Plympton In The Blitz
A Memory of Plympton.
My name is Robert Best. I was born June 24th. 1939 in Plymouth and evacuated to Princetown in 1941. My Mother, her parents and I moved to Plympton when I was 3 years old. I have clear memories of Princetown, of riding the train up from Yelverton and of first arriving at the house in Plympton. We had no Shelter and we all huddled in the cupboard under the stairs with the back door open when the raids were on. One bomb landed behind us, maybe above Merrifield Rd. and it blew in the Fanlight over the front door and produced cracks radiating from the corners of all the windows on that side. I remember my Mother taking me up to a house on Plymbridge Road, behind PGS, that was bombed out the previous night. There was no roof and the curtains were flapping in the breeze.
We were adjacent to the fields directly across from Skew Bridge, which field routinely flooded in the winter. These were later filled in and are now where the football fields are. It wasn't that long before that Plympton could be accessed by ship or boats. There were old mooring posts in a marsh by the Old priory, close to Hele Arms. One year, before the filling in, someone built a Greyhound Racing training circuit in the field directly adjacent to Skew Bridge.
There was a low concrete building next to the railway just downhill from the Bridge where I was fitted for my first Gas mask, a two-coloured one (blue and red?) with a Duck Beak type of exhaust vent.

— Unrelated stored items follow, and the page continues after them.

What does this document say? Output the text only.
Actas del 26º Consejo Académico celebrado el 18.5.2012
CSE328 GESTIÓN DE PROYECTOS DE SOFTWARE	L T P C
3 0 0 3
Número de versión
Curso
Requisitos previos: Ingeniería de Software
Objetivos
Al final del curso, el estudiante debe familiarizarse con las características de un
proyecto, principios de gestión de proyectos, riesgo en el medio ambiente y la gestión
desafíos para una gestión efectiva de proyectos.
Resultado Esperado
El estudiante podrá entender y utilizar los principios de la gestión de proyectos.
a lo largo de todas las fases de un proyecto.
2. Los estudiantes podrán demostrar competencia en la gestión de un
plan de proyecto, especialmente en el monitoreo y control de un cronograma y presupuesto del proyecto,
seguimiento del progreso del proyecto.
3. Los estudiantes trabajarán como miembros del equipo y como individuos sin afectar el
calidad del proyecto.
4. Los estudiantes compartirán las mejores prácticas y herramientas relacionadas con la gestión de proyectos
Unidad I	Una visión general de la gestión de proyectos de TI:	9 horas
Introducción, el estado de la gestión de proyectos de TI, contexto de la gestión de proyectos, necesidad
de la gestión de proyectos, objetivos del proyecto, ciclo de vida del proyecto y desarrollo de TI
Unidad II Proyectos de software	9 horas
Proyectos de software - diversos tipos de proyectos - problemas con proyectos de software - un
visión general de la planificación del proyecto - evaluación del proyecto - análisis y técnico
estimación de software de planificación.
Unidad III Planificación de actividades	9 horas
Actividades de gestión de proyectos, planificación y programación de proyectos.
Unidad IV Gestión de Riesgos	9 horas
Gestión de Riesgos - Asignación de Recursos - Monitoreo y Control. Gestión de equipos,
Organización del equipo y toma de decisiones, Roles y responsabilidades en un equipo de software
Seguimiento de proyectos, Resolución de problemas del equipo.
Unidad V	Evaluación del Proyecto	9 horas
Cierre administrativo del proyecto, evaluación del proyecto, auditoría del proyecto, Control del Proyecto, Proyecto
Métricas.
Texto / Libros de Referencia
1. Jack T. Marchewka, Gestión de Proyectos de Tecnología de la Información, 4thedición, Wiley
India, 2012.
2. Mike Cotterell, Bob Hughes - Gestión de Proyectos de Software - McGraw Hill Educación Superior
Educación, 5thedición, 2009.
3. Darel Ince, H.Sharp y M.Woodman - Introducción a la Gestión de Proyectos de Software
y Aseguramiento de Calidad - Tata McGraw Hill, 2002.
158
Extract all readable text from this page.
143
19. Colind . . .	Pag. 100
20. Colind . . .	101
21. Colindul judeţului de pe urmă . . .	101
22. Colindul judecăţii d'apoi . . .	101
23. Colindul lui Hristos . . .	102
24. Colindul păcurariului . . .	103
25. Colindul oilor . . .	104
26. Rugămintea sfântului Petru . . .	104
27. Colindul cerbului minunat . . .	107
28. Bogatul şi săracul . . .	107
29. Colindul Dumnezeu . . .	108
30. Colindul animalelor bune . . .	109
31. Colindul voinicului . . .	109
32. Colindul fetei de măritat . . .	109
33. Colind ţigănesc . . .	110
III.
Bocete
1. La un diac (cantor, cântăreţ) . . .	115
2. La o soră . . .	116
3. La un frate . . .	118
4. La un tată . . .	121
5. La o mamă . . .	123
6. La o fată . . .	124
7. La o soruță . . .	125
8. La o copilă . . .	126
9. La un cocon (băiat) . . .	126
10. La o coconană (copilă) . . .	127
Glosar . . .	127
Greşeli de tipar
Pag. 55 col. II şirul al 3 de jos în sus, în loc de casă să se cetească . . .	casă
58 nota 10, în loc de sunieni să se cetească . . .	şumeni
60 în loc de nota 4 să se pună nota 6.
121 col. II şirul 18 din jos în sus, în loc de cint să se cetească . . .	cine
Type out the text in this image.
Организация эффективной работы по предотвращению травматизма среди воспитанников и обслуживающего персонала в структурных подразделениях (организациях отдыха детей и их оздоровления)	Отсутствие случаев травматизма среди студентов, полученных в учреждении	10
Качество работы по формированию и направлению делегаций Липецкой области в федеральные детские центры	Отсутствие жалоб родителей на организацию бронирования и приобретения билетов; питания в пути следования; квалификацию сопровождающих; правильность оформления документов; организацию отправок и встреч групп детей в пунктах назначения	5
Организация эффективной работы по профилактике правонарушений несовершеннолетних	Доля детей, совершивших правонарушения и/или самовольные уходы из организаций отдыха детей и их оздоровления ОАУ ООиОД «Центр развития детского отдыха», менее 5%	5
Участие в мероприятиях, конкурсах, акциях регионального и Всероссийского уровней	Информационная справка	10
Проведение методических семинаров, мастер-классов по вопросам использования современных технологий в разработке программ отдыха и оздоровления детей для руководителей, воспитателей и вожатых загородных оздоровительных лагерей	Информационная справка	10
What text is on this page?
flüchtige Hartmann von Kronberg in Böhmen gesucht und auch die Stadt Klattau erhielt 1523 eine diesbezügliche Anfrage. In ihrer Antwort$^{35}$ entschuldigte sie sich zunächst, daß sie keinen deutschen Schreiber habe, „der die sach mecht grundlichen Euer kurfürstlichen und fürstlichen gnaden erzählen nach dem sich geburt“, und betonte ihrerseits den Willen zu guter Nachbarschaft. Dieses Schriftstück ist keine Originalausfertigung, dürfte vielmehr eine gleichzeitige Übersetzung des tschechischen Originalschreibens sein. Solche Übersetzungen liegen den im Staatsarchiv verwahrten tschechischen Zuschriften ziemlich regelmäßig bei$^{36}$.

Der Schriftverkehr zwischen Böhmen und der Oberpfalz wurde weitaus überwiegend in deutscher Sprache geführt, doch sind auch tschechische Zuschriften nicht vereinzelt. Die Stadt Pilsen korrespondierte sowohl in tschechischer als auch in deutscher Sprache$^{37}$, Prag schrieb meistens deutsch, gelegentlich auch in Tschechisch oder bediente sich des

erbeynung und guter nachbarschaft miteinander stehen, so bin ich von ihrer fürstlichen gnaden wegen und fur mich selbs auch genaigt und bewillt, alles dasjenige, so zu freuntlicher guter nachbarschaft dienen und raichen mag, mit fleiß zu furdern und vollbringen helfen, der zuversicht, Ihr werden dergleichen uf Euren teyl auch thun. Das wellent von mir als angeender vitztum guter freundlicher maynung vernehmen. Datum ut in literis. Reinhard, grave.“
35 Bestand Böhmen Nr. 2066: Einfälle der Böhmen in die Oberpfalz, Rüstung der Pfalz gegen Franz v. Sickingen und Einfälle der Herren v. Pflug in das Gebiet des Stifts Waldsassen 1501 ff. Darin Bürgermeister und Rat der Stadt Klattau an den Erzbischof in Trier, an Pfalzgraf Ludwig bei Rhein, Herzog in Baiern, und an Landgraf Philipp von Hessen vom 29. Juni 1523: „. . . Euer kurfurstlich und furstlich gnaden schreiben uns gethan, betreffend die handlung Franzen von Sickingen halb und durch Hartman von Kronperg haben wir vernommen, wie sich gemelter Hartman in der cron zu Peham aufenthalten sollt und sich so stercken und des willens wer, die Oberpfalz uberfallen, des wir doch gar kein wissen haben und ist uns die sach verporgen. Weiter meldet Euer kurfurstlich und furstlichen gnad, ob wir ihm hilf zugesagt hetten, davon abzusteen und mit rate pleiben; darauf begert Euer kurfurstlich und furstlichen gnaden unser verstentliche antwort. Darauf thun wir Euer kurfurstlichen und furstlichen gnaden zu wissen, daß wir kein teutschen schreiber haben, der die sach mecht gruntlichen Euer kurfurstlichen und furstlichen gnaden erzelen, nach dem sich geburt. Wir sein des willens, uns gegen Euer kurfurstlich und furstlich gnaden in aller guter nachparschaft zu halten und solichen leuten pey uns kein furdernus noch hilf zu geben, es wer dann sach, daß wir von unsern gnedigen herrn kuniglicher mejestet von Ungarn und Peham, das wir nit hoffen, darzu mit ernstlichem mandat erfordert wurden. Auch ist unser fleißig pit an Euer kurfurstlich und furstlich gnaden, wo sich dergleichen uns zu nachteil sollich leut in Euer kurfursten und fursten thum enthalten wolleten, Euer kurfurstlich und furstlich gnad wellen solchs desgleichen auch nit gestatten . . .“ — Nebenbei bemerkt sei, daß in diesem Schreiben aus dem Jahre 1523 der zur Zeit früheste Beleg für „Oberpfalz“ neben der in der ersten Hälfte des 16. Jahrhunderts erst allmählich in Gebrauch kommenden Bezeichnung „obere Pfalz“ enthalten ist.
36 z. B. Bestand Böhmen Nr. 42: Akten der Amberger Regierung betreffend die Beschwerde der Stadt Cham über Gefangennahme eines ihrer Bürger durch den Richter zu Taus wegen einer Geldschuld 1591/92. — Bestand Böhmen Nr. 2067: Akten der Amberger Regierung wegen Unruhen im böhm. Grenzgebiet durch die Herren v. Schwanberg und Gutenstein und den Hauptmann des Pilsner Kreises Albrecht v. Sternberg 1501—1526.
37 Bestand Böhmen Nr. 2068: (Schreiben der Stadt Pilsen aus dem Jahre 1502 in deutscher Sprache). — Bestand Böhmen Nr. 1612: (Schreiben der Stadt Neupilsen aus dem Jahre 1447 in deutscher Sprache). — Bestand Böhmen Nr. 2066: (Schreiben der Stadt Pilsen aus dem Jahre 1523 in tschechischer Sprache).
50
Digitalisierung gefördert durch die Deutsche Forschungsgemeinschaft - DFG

My Father was on RADAR at Rame Head artillery battery and later spent 4 years in Assam and Burma. He survived. He used to tell of coming off duty in the morning and making his way, via the CremylI Ferry, into the burning City and asking an ARP Warden if our house, off Ford Park Rd., was still there.
I attended St. Mary's primary school until age 11 (remember the 11+?) then PGS until 18. I moved to America in 1968 and now live in the San Francisco Bay area.